Linda Tegg Grasslands, south-east Australian native grasses, 2014. Photograph: Matthew Stanton.

Key Themes: Ephemeral Public Artwork; Conceptual Artwork

Inquiry Questions:

  1. Look at the photographs of Grasslands and then at the State Library of Victoria (SLV) forecourt as it is today. Can you identify what Tegg did to change the environment?
  2. For Grasslands Tegg reintroduced grasses native to south-east Australia to the SLV forecourt. Can you deduce why you think the artist was inspired to do this?
  3. Because Grasslands was ephemeral (temporary), all that is left of the artwork are photographs. What are some other methods you can think of to create an artwork that leaves no trace afterwards? Consider media that wash away, dissolve, or are removable.
  4. What kind of public artwork would you create for the SLV forecourt?
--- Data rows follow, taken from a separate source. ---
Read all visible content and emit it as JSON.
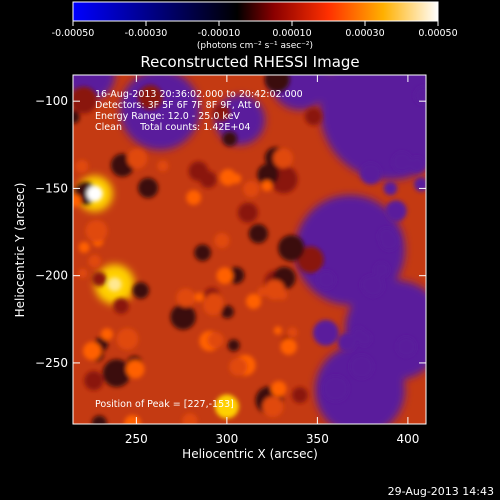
{
  "colorbar": {
    "ticks": [
      "-0.00050",
      "-0.00030",
      "-0.00010",
      "0.00010",
      "0.00030",
      "0.00050"
    ],
    "tick_values": [
      -0.0005,
      -0.0003,
      -0.0001,
      0.0001,
      0.0003,
      0.0005
    ],
    "range": [
      -0.0005,
      0.0005
    ],
    "unit_label": "(photons cm⁻² s⁻¹ asec⁻²)"
  },
  "chart_data": {
    "type": "heatmap",
    "title": "Reconstructed RHESSI Image",
    "xlabel": "Heliocentric X (arcsec)",
    "ylabel": "Heliocentric Y (arcsec)",
    "xlim": [
      215,
      410
    ],
    "ylim": [
      -285,
      -85
    ],
    "x_ticks": [
      250,
      300,
      350,
      400
    ],
    "y_ticks": [
      -100,
      -150,
      -200,
      -250
    ],
    "annotations": [
      "16-Aug-2013 20:36:02.000 to 20:42:02.000",
      "Detectors: 3F 5F 6F 7F 8F 9F, Att 0",
      "Energy Range: 12.0 - 25.0 keV",
      "Clean      Total counts: 1.42E+04"
    ],
    "peak_label": "Position of Peak = [227,-153]",
    "peak": [
      227,
      -153
    ],
    "colormap": [
      "#0000ff",
      "#000000",
      "#a00000",
      "#ff6000",
      "#ffd000",
      "#ffffff"
    ],
    "negative_tone": "#5a1f9c"
  },
  "footer": {
    "timestamp": "29-Aug-2013 14:43"
  }
}
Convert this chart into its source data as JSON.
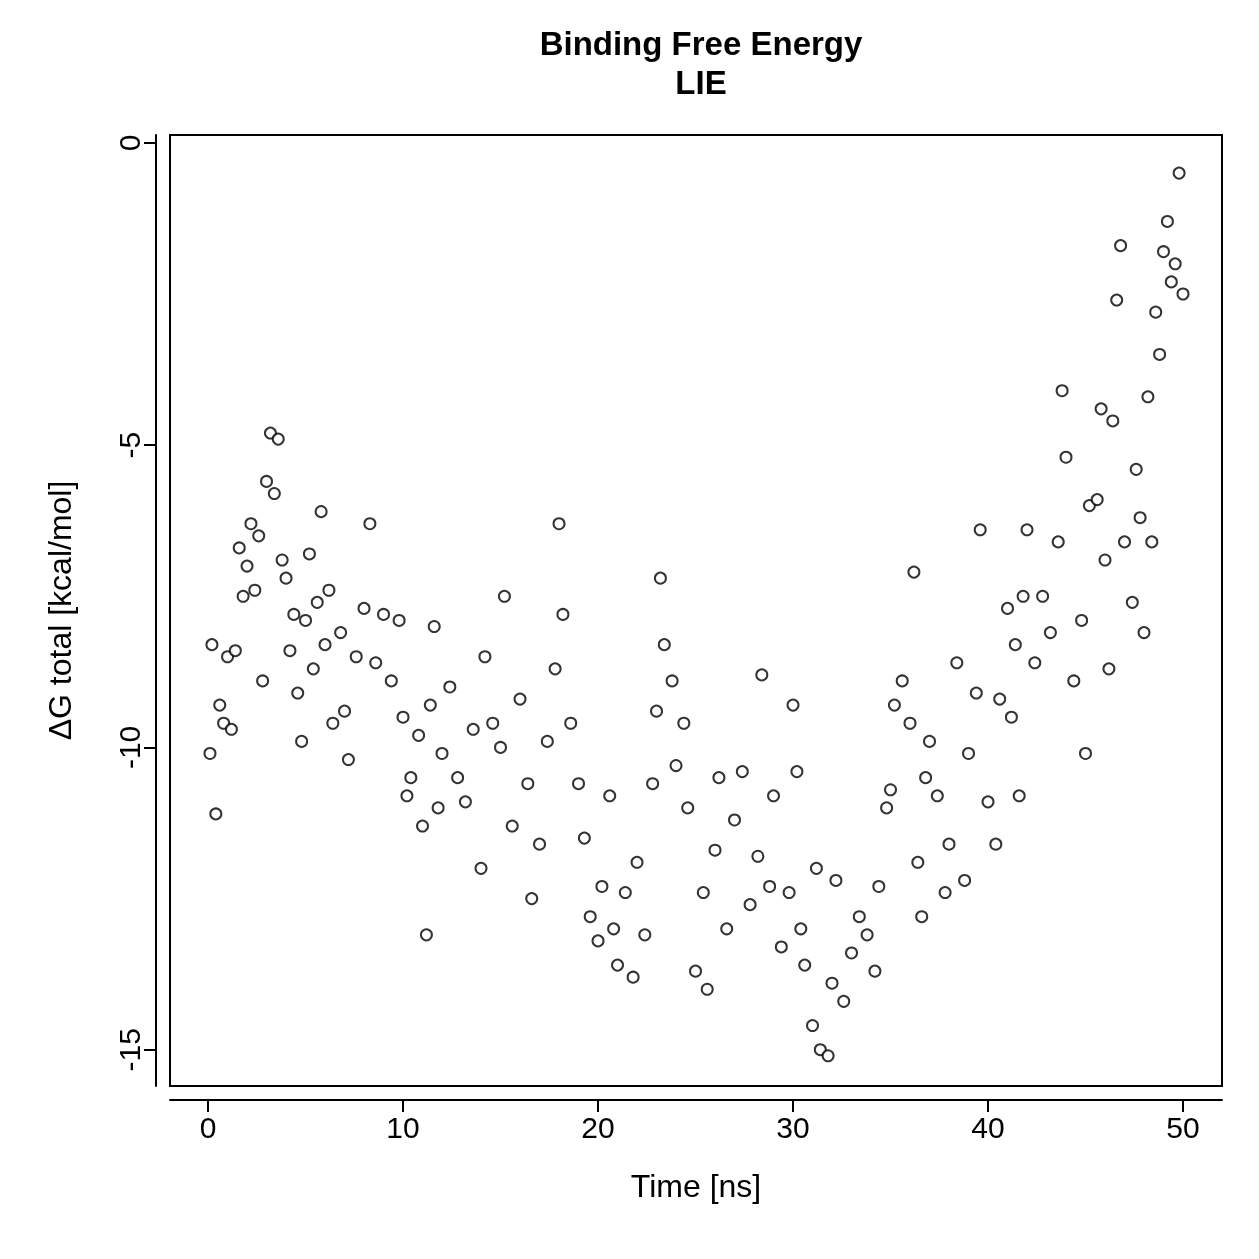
{
  "chart_data": {
    "type": "scatter",
    "title": "Binding Free Energy",
    "subtitle": "LIE",
    "xlabel": "Time [ns]",
    "ylabel": "ΔG total [kcal/mol]",
    "xlim": [
      -1.95,
      52
    ],
    "xticks": [
      0,
      10,
      20,
      30,
      40,
      50
    ],
    "ylim": [
      -15.6,
      0.13
    ],
    "yticks": [
      -15,
      -10,
      -5,
      0
    ],
    "grid": false,
    "marker": "circle",
    "series": [
      {
        "color": "#000000",
        "x": [
          0.1,
          0.2,
          0.4,
          0.6,
          0.8,
          1.0,
          1.2,
          1.4,
          1.6,
          1.8,
          2.0,
          2.2,
          2.4,
          2.6,
          2.8,
          3.0,
          3.2,
          3.4,
          3.6,
          3.8,
          4.0,
          4.2,
          4.4,
          4.6,
          4.8,
          5.0,
          5.2,
          5.4,
          5.6,
          5.8,
          6.0,
          6.2,
          6.4,
          6.8,
          7.0,
          7.2,
          7.6,
          8.0,
          8.3,
          8.6,
          9.0,
          9.4,
          9.8,
          10.0,
          10.2,
          10.4,
          10.8,
          11.0,
          11.2,
          11.4,
          11.6,
          11.8,
          12.0,
          12.4,
          12.8,
          13.2,
          13.6,
          14.0,
          14.2,
          14.6,
          15.0,
          15.2,
          15.6,
          16.0,
          16.4,
          16.6,
          17.0,
          17.4,
          17.8,
          18.0,
          18.2,
          18.6,
          19.0,
          19.3,
          19.6,
          20.0,
          20.2,
          20.6,
          20.8,
          21.0,
          21.4,
          21.8,
          22.0,
          22.4,
          22.8,
          23.0,
          23.2,
          23.4,
          23.8,
          24.0,
          24.4,
          24.6,
          25.0,
          25.4,
          25.6,
          26.0,
          26.2,
          26.6,
          27.0,
          27.4,
          27.8,
          28.2,
          28.4,
          28.8,
          29.0,
          29.4,
          29.8,
          30.0,
          30.2,
          30.4,
          30.6,
          31.0,
          31.2,
          31.4,
          31.8,
          32.0,
          32.2,
          32.6,
          33.0,
          33.4,
          33.8,
          34.2,
          34.4,
          34.8,
          35.0,
          35.2,
          35.6,
          36.0,
          36.2,
          36.4,
          36.6,
          36.8,
          37.0,
          37.4,
          37.8,
          38.0,
          38.4,
          38.8,
          39.0,
          39.4,
          39.6,
          40.0,
          40.4,
          40.6,
          41.0,
          41.2,
          41.4,
          41.6,
          41.8,
          42.0,
          42.4,
          42.8,
          43.2,
          43.6,
          43.8,
          44.0,
          44.4,
          44.8,
          45.0,
          45.2,
          45.6,
          45.8,
          46.0,
          46.2,
          46.4,
          46.6,
          46.8,
          47.0,
          47.4,
          47.6,
          47.8,
          48.0,
          48.2,
          48.4,
          48.6,
          48.8,
          49.0,
          49.2,
          49.4,
          49.6,
          49.8,
          50.0
        ],
        "values": [
          -10.1,
          -8.3,
          -11.1,
          -9.3,
          -9.6,
          -8.5,
          -9.7,
          -8.4,
          -6.7,
          -7.5,
          -7.0,
          -6.3,
          -7.4,
          -6.5,
          -8.9,
          -5.6,
          -4.8,
          -5.8,
          -4.9,
          -6.9,
          -7.2,
          -8.4,
          -7.8,
          -9.1,
          -9.9,
          -7.9,
          -6.8,
          -8.7,
          -7.6,
          -6.1,
          -8.3,
          -7.4,
          -9.6,
          -8.1,
          -9.4,
          -10.2,
          -8.5,
          -7.7,
          -6.3,
          -8.6,
          -7.8,
          -8.9,
          -7.9,
          -9.5,
          -10.8,
          -10.5,
          -9.8,
          -11.3,
          -13.1,
          -9.3,
          -8.0,
          -11.0,
          -10.1,
          -9.0,
          -10.5,
          -10.9,
          -9.7,
          -12.0,
          -8.5,
          -9.6,
          -10.0,
          -7.5,
          -11.3,
          -9.2,
          -10.6,
          -12.5,
          -11.6,
          -9.9,
          -8.7,
          -6.3,
          -7.8,
          -9.6,
          -10.6,
          -11.5,
          -12.8,
          -13.2,
          -12.3,
          -10.8,
          -13.0,
          -13.6,
          -12.4,
          -13.8,
          -11.9,
          -13.1,
          -10.6,
          -9.4,
          -7.2,
          -8.3,
          -8.9,
          -10.3,
          -9.6,
          -11.0,
          -13.7,
          -12.4,
          -14.0,
          -11.7,
          -10.5,
          -13.0,
          -11.2,
          -10.4,
          -12.6,
          -11.8,
          -8.8,
          -12.3,
          -10.8,
          -13.3,
          -12.4,
          -9.3,
          -10.4,
          -13.0,
          -13.6,
          -14.6,
          -12.0,
          -15.0,
          -15.1,
          -13.9,
          -12.2,
          -14.2,
          -13.4,
          -12.8,
          -13.1,
          -13.7,
          -12.3,
          -11.0,
          -10.7,
          -9.3,
          -8.9,
          -9.6,
          -7.1,
          -11.9,
          -12.8,
          -10.5,
          -9.9,
          -10.8,
          -12.4,
          -11.6,
          -8.6,
          -12.2,
          -10.1,
          -9.1,
          -6.4,
          -10.9,
          -11.6,
          -9.2,
          -7.7,
          -9.5,
          -8.3,
          -10.8,
          -7.5,
          -6.4,
          -8.6,
          -7.5,
          -8.1,
          -6.6,
          -4.1,
          -5.2,
          -8.9,
          -7.9,
          -10.1,
          -6.0,
          -5.9,
          -4.4,
          -6.9,
          -8.7,
          -4.6,
          -2.6,
          -1.7,
          -6.6,
          -7.6,
          -5.4,
          -6.2,
          -8.1,
          -4.2,
          -6.6,
          -2.8,
          -3.5,
          -1.8,
          -1.3,
          -2.3,
          -2.0,
          -0.5,
          -2.5
        ]
      }
    ]
  }
}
Try to make your idea site specific – look at the existing features of the site such as artworks, architecture, and library users – how could those elements become an actual part of your artwork?

Linda Tegg’s Grasslands is an example of ephemeral public artwork. The artwork was an installation of grasses native to south-east Australia that Tegg grew and then installed within the forecourt of the State Library of Victoria (SLV). It was a part of the 2014 Melbourne Festival visual arts program and because it was temporary, today we can only experience it in photographs.

The SLV forecourt is a popular place for the public to gather in the CBD. It is the largest open green area in that part of the city, where all other parts of the natural landscape have been built over. However, even though there is grass growing and a few trees, this landscape is artificially constructed and consists primarily of introduced flora. Artist Linda Tegg noticed these conditions and decided to create an artwork that would recreate what the library forecourt might have appeared like in its natural state, prior to the colonisation of the land to establish Melbourne.

For my Grasslands project in 2014, I wanted to recreate the pre-settlement grassland that once stretched across Melbourne, in the State Library of Victoria forecourt.

In 2018 Tegg has recreated Grasslands for the Architecture Biennale in Venice, Italy. The artist has not reused all the same plants, rather, she has created a new iteration of the artwork using the same methods. This is possible because Grasslands is a conceptual artwork. A conceptual artwork exists as an idea that can be carried out by following the instructions or guidelines for creation. With Grasslands, the site, the type of plants, and the style of installation are key to its concept. So the work can be the same, but different. A contrast to this would be a painting of some grasslands, where the artists particular perspective, expression, brush strokes and colour use might too complex or nuanced to be reduced to a set of instructions.

Art-historical Connection:

In 1982 American artist Agnes Denes created Wheatfield – A Confrontation: Battery Park Landfill, Downtown Manhattan by planting a field of wheat in the middle of New York on a  vacant site where a skyscraper was to be built. Like Grasslands, today this artwork exists only as images. The similar manner in which Denes’ artwork engaged the surreal contrast of an unexpected planting in the city environment marks it as an art-historical precedent for Grasslands.